Importantly, Gupta highlighted that Ocugen now has three-year durability data in retinitis pigmentosa. In a market increasingly scrutinized for long-term outcomes, that kind of follow up data becomes essential not only for regulators but also for physicians, investors, and payers.

The Broader Implications for CGT

What made Gupta’s presentation particularly compelling was that it reflected the maturation of the entire CGT industry. Several years ago, many companies focused almost exclusively on proving gene therapy could work in ultra rare diseases. Today, the conversation is changing. The field is beginning to ask harder questions around scalability, patient access, manufacturing economics, durability, and commercial sustainability.

Ocugen’s pipeline illustrates both the opportunity and the complexity of that transition. “The business case, the scientific case, the clinical case has to be really robust,” Gupta said.

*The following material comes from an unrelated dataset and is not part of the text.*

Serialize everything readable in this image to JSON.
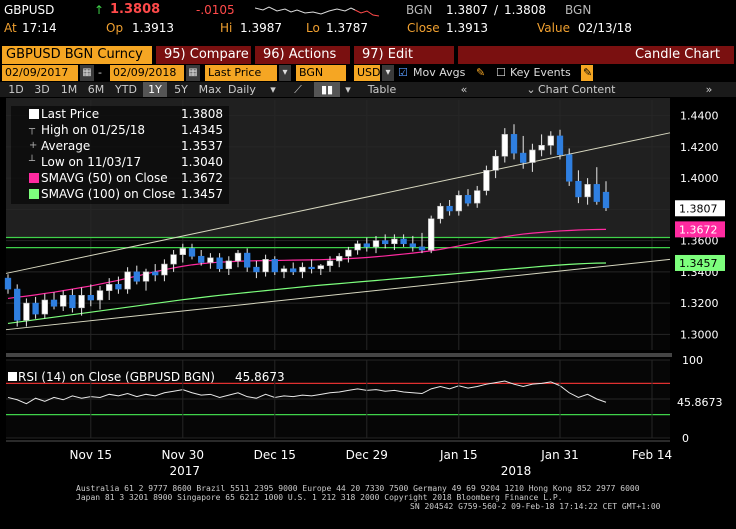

That statement may ultimately define the next decade of CGT development. The companies that succeed will likely be those capable of integrating science, manufacturing, regulatory strategy, clinical execution, and commercialization from the beginning rather than treating them as separate stages.

For the broader industry, Gupta’s presentation served as a reminder that the next era of gene therapy will require a fundamentally different operating model than the first. The science may already be validated. Now the industry must prove it can scale.